By remote phosphor layer means phosphor layer arranged at a distance from the LED chip, as opposed to a layer comprising phosphorus deposited directly on the LED chip.

Other characteristics and advantages of the present invention will emerge clearly from the following description of a particular embodiment, given by way of non-limiting example, with reference to the appended drawings in which: FIG. 1 is a view in perspective of a lighting device according to one embodiment of the invention, - Figure 2 is a sectional and side view of a lighting device according to one embodiment of the invention, - the FIGS. 3 to 5 are top and perspective views of various elements of a lighting device according to one embodiment of the invention; FIGS. 6 to 8 are sectional and side views of a device; according to one embodiment of the invention, in different operating positions, - Figures 9 to 11 are sectional and side views of a lighting device according to another embodiment of the invention. , in different positions of FIGS. 12 and 13 are perspective views of a portion of the illumination device of FIGS. 9 to 11, FIGS. 14 and 15 are top views of a portion of a lighting device. according to another embodiment, in different operating positions.

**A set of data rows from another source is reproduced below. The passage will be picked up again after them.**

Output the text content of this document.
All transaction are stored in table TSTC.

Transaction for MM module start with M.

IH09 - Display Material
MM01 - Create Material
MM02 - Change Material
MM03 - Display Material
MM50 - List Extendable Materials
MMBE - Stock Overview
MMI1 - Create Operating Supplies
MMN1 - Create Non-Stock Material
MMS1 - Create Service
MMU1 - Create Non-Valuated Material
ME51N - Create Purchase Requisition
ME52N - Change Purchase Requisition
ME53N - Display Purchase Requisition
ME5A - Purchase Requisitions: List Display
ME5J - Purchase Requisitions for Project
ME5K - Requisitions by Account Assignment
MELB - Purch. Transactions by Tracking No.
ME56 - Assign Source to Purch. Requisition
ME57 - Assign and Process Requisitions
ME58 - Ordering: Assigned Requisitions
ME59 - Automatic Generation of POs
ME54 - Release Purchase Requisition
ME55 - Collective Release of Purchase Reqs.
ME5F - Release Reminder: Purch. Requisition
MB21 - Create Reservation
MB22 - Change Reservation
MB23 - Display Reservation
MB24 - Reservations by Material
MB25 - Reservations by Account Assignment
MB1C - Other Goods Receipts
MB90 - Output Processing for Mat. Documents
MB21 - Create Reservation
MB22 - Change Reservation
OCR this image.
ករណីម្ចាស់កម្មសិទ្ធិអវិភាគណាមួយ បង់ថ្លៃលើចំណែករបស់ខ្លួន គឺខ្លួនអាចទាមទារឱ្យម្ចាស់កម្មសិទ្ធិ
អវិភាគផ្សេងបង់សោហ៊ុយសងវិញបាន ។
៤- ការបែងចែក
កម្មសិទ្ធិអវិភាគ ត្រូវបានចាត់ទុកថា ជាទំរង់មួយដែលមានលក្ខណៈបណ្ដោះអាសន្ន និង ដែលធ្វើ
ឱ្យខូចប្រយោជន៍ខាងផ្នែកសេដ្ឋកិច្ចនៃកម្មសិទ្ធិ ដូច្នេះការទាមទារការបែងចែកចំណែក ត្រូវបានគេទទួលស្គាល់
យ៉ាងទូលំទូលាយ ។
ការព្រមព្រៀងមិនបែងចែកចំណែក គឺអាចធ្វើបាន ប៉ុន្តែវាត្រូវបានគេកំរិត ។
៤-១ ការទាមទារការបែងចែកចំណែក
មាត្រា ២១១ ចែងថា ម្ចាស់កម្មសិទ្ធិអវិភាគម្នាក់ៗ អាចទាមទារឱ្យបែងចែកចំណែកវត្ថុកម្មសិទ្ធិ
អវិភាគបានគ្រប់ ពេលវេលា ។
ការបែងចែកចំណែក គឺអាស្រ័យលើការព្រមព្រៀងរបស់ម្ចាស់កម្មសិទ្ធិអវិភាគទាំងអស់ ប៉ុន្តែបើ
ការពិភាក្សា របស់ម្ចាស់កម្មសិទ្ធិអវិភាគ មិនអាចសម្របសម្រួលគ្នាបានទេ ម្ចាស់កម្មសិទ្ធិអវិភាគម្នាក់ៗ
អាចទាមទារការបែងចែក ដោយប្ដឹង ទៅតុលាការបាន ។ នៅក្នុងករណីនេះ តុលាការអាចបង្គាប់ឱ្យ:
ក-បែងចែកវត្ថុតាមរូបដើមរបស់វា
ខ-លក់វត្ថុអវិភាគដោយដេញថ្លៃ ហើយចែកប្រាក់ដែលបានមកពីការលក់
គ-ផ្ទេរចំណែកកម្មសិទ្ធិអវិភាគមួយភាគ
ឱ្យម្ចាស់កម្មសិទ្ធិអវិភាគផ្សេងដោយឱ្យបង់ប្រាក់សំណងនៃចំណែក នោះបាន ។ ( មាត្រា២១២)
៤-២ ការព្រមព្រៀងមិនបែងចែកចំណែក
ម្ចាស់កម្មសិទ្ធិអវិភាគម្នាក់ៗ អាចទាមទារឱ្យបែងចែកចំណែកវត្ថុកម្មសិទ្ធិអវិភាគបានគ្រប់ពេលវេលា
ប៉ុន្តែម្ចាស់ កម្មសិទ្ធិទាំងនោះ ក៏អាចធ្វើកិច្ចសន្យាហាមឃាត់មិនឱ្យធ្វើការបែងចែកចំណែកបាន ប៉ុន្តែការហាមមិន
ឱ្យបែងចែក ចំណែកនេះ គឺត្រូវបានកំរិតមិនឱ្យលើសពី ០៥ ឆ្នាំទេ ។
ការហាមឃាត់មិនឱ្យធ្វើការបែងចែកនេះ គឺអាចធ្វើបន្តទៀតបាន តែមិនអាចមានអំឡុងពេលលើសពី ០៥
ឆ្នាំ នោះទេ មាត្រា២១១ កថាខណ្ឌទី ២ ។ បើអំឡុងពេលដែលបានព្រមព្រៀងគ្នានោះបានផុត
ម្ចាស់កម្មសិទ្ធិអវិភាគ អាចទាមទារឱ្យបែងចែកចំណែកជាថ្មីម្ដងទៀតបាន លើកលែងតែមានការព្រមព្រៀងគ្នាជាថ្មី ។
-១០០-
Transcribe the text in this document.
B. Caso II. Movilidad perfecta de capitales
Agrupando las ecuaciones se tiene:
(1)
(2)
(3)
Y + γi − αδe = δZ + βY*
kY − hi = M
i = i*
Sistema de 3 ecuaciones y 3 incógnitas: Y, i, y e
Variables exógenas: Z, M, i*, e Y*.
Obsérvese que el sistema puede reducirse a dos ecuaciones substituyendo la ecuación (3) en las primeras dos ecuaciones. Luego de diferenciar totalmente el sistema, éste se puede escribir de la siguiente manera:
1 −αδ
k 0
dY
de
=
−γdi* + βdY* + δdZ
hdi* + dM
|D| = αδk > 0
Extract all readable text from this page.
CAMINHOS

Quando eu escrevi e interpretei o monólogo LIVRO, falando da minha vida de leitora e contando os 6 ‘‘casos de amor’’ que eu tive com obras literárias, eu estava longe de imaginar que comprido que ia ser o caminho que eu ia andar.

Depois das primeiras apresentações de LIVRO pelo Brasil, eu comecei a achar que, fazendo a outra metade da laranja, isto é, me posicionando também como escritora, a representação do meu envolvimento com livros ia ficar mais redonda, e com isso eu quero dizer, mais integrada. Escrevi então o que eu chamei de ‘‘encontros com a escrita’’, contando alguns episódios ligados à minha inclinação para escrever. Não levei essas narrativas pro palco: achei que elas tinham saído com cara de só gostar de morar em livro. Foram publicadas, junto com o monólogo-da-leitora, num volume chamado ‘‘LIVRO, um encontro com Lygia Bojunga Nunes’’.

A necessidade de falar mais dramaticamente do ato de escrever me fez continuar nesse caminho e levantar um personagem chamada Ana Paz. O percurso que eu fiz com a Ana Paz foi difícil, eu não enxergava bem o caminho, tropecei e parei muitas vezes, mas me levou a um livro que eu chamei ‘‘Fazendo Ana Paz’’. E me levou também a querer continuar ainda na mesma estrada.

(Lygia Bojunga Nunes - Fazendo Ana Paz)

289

FIG. 1 shows an adjustable color temperature lighting device 1 according to one embodiment of the invention.

As can be seen in FIGS. 1 and 2, the lighting device 1 comprises a light source 2, arranged to emit light in a first mixing chamber 4. As can be seen in FIGS. 2 and 3, the first mixing chamber 4 comprises a leakage orifice 6 and a filtering structure 8 intended to modify the wavelength of the light emitted by the light source 2.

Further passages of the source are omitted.